As a kid, nap time seemed like a punishment, but your parents knew how important it was for you to get the right amount of sleep each day. Nevertheless, you cried and pouted instead of taking those naps. Now you’re an adult wishing you could cash in on all those unused sleep hours from your childhood. It’s no secret that many adults have a more difficult time getting good sleep—especially if you have a deadline-driven job like big rig drivers. Nothing takes more of a toll on your quality of sleep than being behind the wheel for hours at a time.
Parking and getting sleep on the road can sometimes be a challenge for Minnesota truck drivers, but it’s not impossible. Here’s a list of the best sleep tips for truckers.
Improve sleeper cab comfort
Most long-distance truck drivers have a sleep cab. This area inside your truck cab needs to be as comfortable as possible so you can sleep better whenever and wherever—improve your sleeper cab to maximize your periods of rest. Think of this space as your bedroom when you’re on the road. It should have all the comforts of home, even though it’s only feet away from where you do your job. A comfortable sleeper cab helps you fall asleep faster and easier so you wake up rested and ready to face the next leg of your journey. Here are some suggestions:
- Get the right mattress for your body type and use a mattress topper to make it more comfortable.
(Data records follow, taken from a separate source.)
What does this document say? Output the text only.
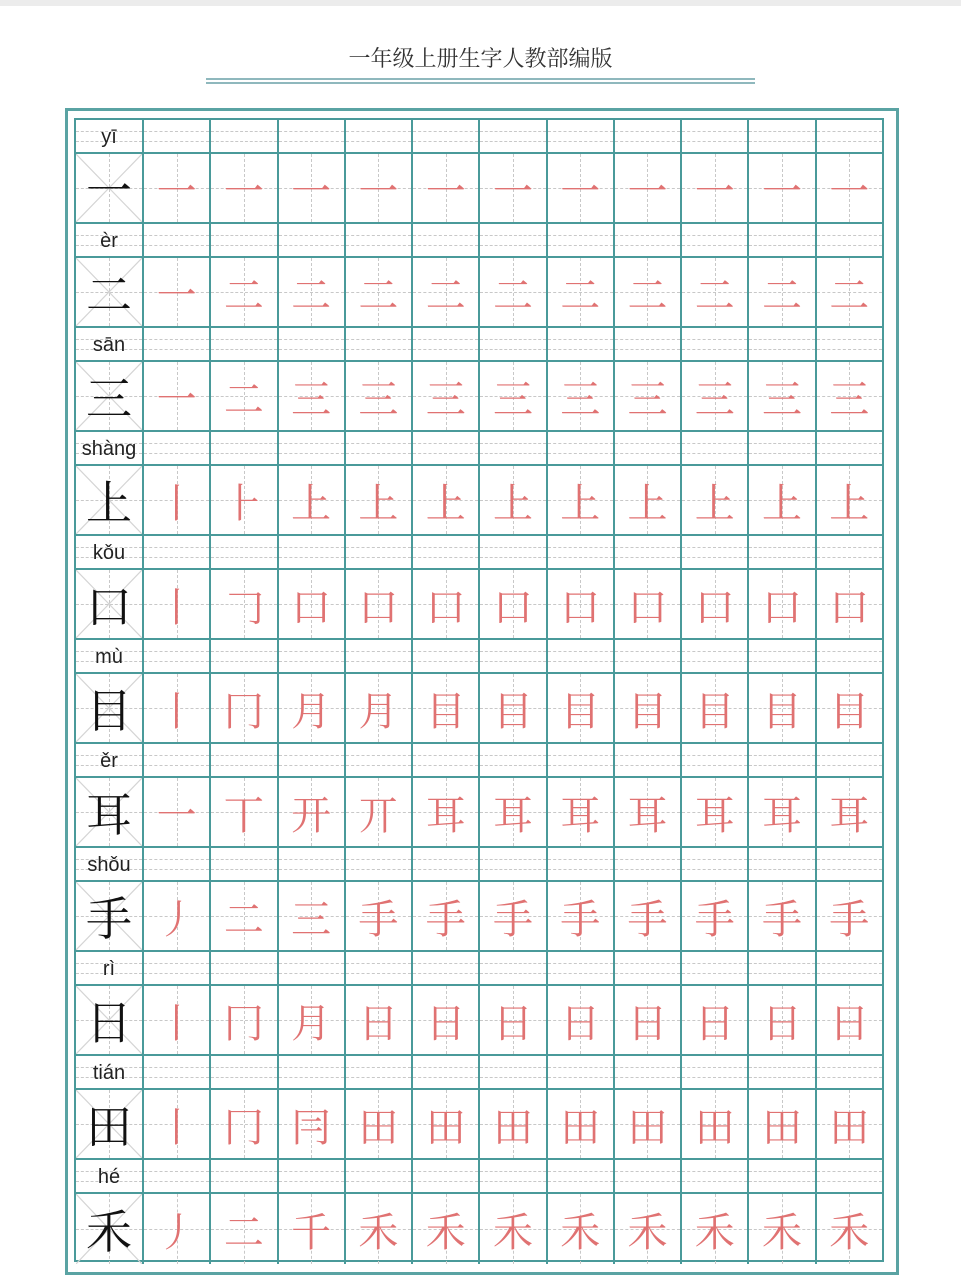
一年级上册生字人教部编版
yī
一 一 一 一 一 一 一 一 一 一 一 一
èr
二 一 二 二 二 二 二 二 二 二 二 二
sān
三 一 二 三 三 三 三 三 三 三 三 三
shàng
上 丨 ⺊ 上 上 上 上 上 上 上 上 上
kǒu
口 丨 𠃌 口 口 口 口 口 口 口 口 口
mù
目 丨 冂 月 月 目 目 目 目 目 目 目
ěr
耳 一 丅 开 丌 耳 耳 耳 耳 耳 耳 耳
shǒu
手 丿 二 三 手 手 手 手 手 手 手 手
rì
日 丨 冂 月 日 日 日 日 日 日 日 日
tián
田 丨 冂 冃 田 田 田 田 田 田 田 田
hé
禾 丿 二 千 禾 禾 禾 禾 禾 禾 禾 禾
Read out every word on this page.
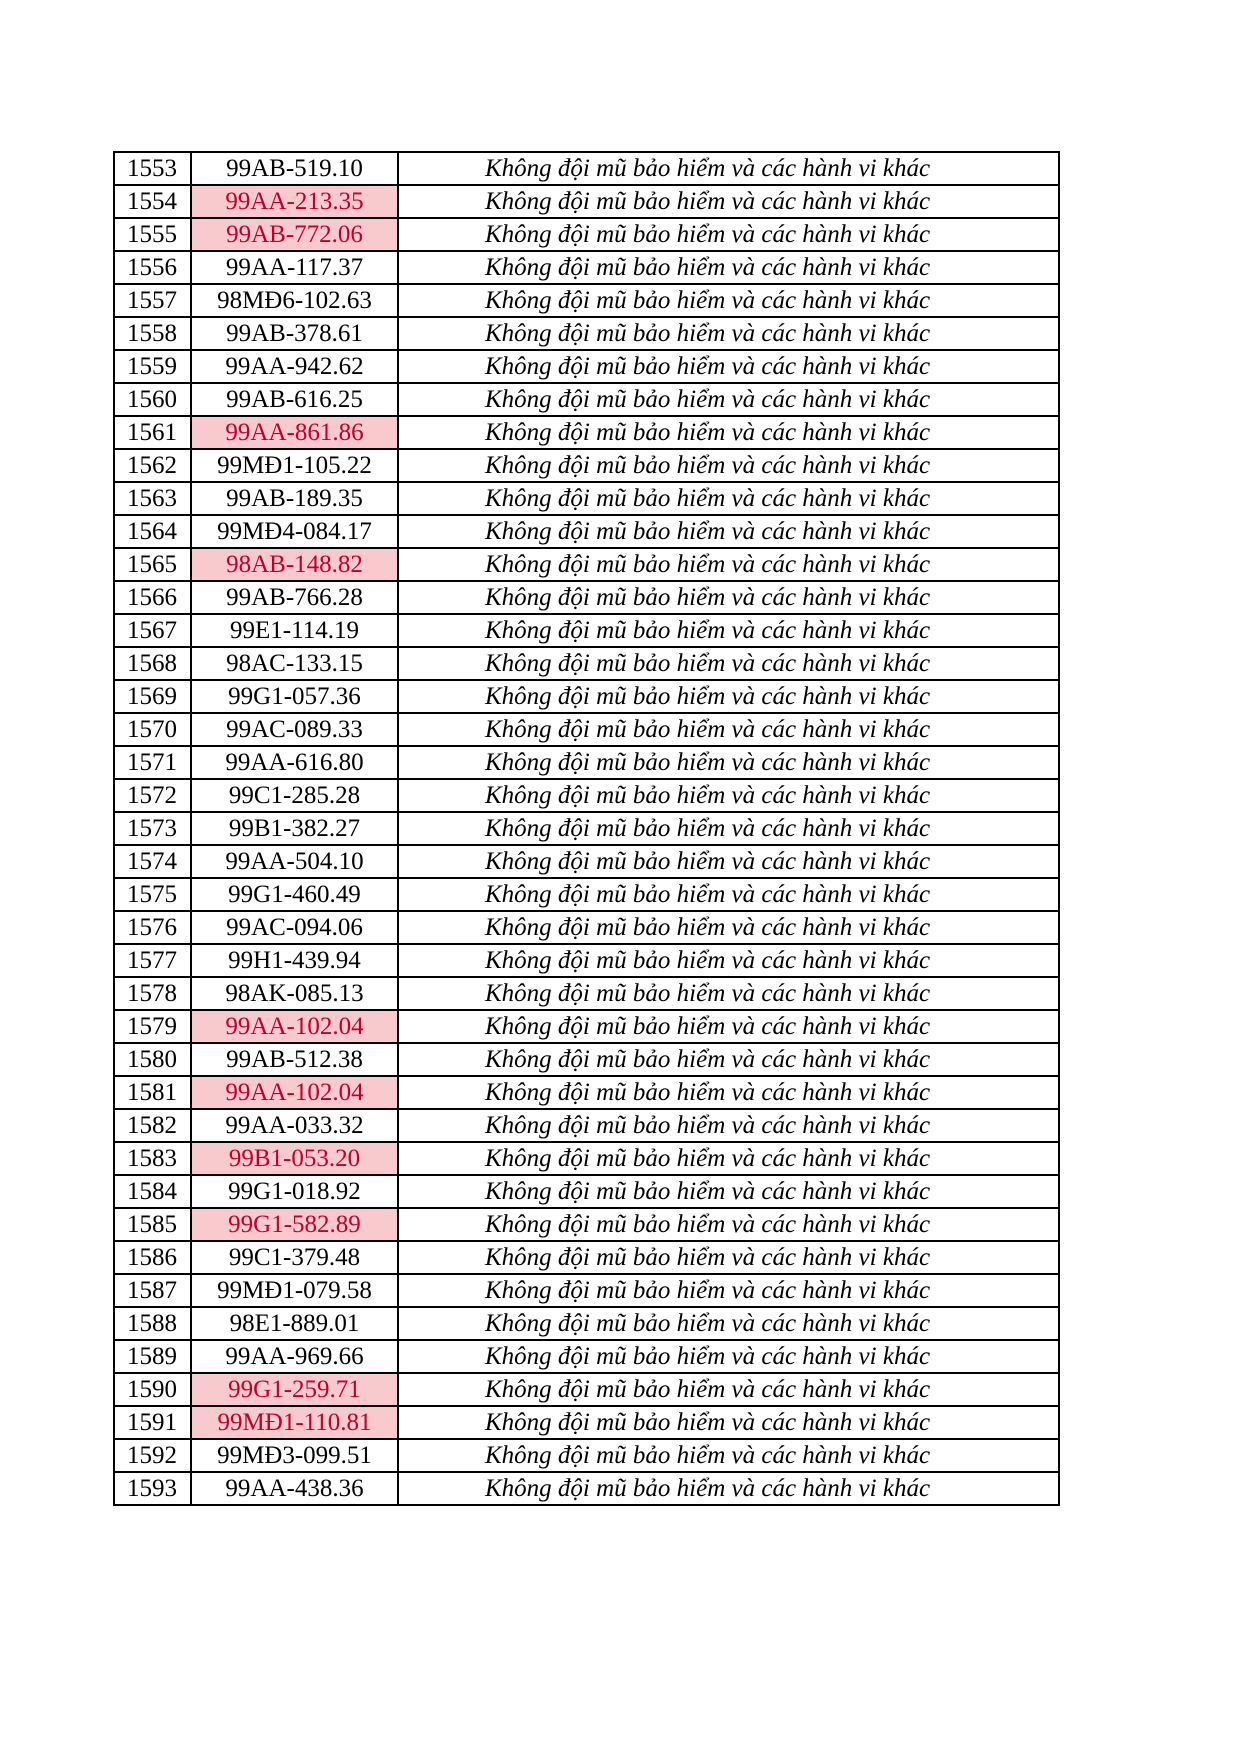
1553	99AB-519.10	Không đội mũ bảo hiểm và các hành vi khác
1554	99AA-213.35	Không đội mũ bảo hiểm và các hành vi khác
1555	99AB-772.06	Không đội mũ bảo hiểm và các hành vi khác
1556	99AA-117.37	Không đội mũ bảo hiểm và các hành vi khác
1557	98MĐ6-102.63	Không đội mũ bảo hiểm và các hành vi khác
1558	99AB-378.61	Không đội mũ bảo hiểm và các hành vi khác
1559	99AA-942.62	Không đội mũ bảo hiểm và các hành vi khác
1560	99AB-616.25	Không đội mũ bảo hiểm và các hành vi khác
1561	99AA-861.86	Không đội mũ bảo hiểm và các hành vi khác
1562	99MĐ1-105.22	Không đội mũ bảo hiểm và các hành vi khác
1563	99AB-189.35	Không đội mũ bảo hiểm và các hành vi khác
1564	99MĐ4-084.17	Không đội mũ bảo hiểm và các hành vi khác
1565	98AB-148.82	Không đội mũ bảo hiểm và các hành vi khác
1566	99AB-766.28	Không đội mũ bảo hiểm và các hành vi khác
1567	99E1-114.19	Không đội mũ bảo hiểm và các hành vi khác
1568	98AC-133.15	Không đội mũ bảo hiểm và các hành vi khác
1569	99G1-057.36	Không đội mũ bảo hiểm và các hành vi khác
1570	99AC-089.33	Không đội mũ bảo hiểm và các hành vi khác
1571	99AA-616.80	Không đội mũ bảo hiểm và các hành vi khác
1572	99C1-285.28	Không đội mũ bảo hiểm và các hành vi khác
1573	99B1-382.27	Không đội mũ bảo hiểm và các hành vi khác
1574	99AA-504.10	Không đội mũ bảo hiểm và các hành vi khác
1575	99G1-460.49	Không đội mũ bảo hiểm và các hành vi khác
1576	99AC-094.06	Không đội mũ bảo hiểm và các hành vi khác
1577	99H1-439.94	Không đội mũ bảo hiểm và các hành vi khác
1578	98AK-085.13	Không đội mũ bảo hiểm và các hành vi khác
1579	99AA-102.04	Không đội mũ bảo hiểm và các hành vi khác
1580	99AB-512.38	Không đội mũ bảo hiểm và các hành vi khác
1581	99AA-102.04	Không đội mũ bảo hiểm và các hành vi khác
1582	99AA-033.32	Không đội mũ bảo hiểm và các hành vi khác
1583	99B1-053.20	Không đội mũ bảo hiểm và các hành vi khác
1584	99G1-018.92	Không đội mũ bảo hiểm và các hành vi khác
1585	99G1-582.89	Không đội mũ bảo hiểm và các hành vi khác
1586	99C1-379.48	Không đội mũ bảo hiểm và các hành vi khác
1587	99MĐ1-079.58	Không đội mũ bảo hiểm và các hành vi khác
1588	98E1-889.01	Không đội mũ bảo hiểm và các hành vi khác
1589	99AA-969.66	Không đội mũ bảo hiểm và các hành vi khác
1590	99G1-259.71	Không đội mũ bảo hiểm và các hành vi khác
1591	99MĐ1-110.81	Không đội mũ bảo hiểm và các hành vi khác
1592	99MĐ3-099.51	Không đội mũ bảo hiểm và các hành vi khác
1593	99AA-438.36	Không đội mũ bảo hiểm và các hành vi khác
- Use pillows that are both comfortable and supportive. It’s no good starting your day with a stiff neck.
- To help you fall asleep easier, make sure the inside of your rig is set to a cooler temperature.
Block out light
Most people sleep better in the dark than in lit areas. As a truck driver, chances are you don’t have what would be considered a normal sleep schedule. For you, parking and getting sleep on the road can take place at night or right in the middle of a bright sunny day. Be prepared to sleep any time of the day by keeping window covers on hand in your rig. Use pulldown sunshades, hang curtains or sheets, wear an eye mask—just do what you can to make the interior of your cab as dark as possible. Don’t forget to cover onboard electronic devices.
Reduce outside noise
In addition to light, outside noises can disturb a truck driver’s sleep. Earplugs are a must-have for all long-haul truckers—they are a great way to reduce sleep-ruining noise. Check out these tips to avoid common noise and vibrations that can keep you up:
- Prepare your sleeper cab ahead of time.
- Choose an ideal sleep environment before parking and sleeping. If you can, park far away from other parked semi trucks.
- Park as far away as you can from the freeway or any busy road to avoid noise and vibrations.